You could be interested in
According to a detailed report by Group-IB, the GoldDigger Trojan was first created for the Android operating system, but has now been successfully ported to devices as well. iPhone and iPad. The company claims that this is potentially the first Trojan horse created for iOS, which can be quite dangerous as it collects facial recognition data, identity documents and even SMS.
With all this data, hackers use AI-based tools to create deepfakes and gain access to victims' bank accounts. By the time victims realize what has happened, it may be too late.
GoldDigger was first distributed via the service TestFlight company Apple – it allows developers to publish beta versions of their applications without having to go through the review process in App Store. After it Apple z TestFlightu removed, however, the hackers chose a more sophisticated approach based on the MDM (Mobile Device Management) profile, which is primarily used to manage corporate devices.
Gallery
These profiles allow companies to customize and control many aspects of the system to suit their needs. However, hackers can sometimes use various methods to convince users to install a malicious profile and download an app outside of the store. App Store. When this happens, they can collect all the necessary data. According to the report, GoldDigger primarily targets users in Vietnam and Thailand, but it could also be used to attack users in other parts of the world. Group-IB claims that the Trojan is currently in an active development phase.

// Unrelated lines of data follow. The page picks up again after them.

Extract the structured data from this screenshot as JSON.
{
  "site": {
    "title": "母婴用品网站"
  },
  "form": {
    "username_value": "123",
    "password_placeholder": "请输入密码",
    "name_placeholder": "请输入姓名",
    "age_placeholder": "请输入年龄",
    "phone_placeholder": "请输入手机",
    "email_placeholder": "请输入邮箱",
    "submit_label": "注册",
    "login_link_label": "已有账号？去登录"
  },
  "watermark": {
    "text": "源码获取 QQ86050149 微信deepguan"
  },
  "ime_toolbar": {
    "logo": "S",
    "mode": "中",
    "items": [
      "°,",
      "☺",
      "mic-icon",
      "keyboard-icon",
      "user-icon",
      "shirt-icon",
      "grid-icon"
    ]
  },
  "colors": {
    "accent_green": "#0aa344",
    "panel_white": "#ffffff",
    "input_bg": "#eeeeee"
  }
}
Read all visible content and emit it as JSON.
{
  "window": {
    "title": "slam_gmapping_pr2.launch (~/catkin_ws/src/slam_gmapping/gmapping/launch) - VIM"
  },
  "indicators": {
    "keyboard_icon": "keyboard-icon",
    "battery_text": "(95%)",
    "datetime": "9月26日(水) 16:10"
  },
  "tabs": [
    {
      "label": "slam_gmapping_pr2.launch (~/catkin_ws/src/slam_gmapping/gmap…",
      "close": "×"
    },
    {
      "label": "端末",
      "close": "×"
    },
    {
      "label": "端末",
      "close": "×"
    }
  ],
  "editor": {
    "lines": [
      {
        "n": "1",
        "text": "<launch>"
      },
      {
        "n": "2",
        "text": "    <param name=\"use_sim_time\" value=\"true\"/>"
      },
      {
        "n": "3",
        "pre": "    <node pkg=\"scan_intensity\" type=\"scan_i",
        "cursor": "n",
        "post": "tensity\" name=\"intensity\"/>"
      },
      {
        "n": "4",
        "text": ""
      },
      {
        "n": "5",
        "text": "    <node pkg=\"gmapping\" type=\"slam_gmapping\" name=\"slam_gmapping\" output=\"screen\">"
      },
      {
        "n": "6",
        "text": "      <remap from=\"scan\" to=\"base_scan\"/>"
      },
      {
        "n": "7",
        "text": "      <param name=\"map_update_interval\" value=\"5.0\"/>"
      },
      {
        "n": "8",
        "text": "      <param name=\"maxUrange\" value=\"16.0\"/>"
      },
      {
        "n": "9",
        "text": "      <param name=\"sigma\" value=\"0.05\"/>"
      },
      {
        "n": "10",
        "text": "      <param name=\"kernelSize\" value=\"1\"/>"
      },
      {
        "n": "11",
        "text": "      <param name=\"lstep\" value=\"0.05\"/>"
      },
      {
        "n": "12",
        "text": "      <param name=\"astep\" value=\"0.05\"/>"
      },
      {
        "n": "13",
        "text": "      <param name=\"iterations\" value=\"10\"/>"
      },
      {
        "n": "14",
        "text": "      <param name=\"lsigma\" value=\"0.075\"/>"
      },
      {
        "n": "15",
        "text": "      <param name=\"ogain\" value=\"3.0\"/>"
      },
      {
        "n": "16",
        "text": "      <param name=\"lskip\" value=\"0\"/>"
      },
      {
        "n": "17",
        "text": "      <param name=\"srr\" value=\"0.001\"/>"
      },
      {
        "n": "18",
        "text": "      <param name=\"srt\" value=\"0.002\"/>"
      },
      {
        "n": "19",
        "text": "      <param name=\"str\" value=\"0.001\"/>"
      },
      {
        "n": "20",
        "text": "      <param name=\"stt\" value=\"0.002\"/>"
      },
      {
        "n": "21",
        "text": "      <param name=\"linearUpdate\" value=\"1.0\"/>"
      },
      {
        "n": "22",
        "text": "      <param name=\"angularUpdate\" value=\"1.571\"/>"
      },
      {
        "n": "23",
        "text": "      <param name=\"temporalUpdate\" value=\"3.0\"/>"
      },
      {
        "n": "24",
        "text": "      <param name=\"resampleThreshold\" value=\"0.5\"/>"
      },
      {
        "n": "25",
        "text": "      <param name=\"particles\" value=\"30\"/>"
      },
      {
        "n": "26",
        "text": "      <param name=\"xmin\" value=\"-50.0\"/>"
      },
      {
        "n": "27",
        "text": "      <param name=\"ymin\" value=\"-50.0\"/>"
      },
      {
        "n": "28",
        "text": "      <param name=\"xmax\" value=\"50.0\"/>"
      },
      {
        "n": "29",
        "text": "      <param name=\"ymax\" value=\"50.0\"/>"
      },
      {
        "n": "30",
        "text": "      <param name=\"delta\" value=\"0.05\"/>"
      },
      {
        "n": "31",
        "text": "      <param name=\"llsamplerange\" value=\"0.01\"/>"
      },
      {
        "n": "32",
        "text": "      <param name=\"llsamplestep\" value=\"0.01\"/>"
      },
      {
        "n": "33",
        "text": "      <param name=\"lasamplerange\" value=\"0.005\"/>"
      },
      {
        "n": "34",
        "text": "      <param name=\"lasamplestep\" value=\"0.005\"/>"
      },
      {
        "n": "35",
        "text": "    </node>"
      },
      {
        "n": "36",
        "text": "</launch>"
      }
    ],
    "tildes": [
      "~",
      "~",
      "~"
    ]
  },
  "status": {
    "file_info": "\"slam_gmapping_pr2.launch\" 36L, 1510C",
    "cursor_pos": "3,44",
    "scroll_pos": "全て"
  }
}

At least for now, it seems that even the latest versions of operating systems iOS and iPadOS are still vulnerable to this Trojan. Group-IB claims that it has already notified the company about the Trojan Apple, so it's likely that a fix is already in the works. For now, the best thing you can do to avoid such attacks is to not install apps from sources you don't trust.
So much for opening the platform... (Link to the last sentence of the article). Thanks to the EU…
As you can see, the system is not open yet, and there will still be a way to get in. iPhone malware to get through existing methods. I think this is not just about a closed system.
And what if it's an activity instead? AppI don't want third parties to be trusted 😃 I would of course rather stay in a "closed" world of this type.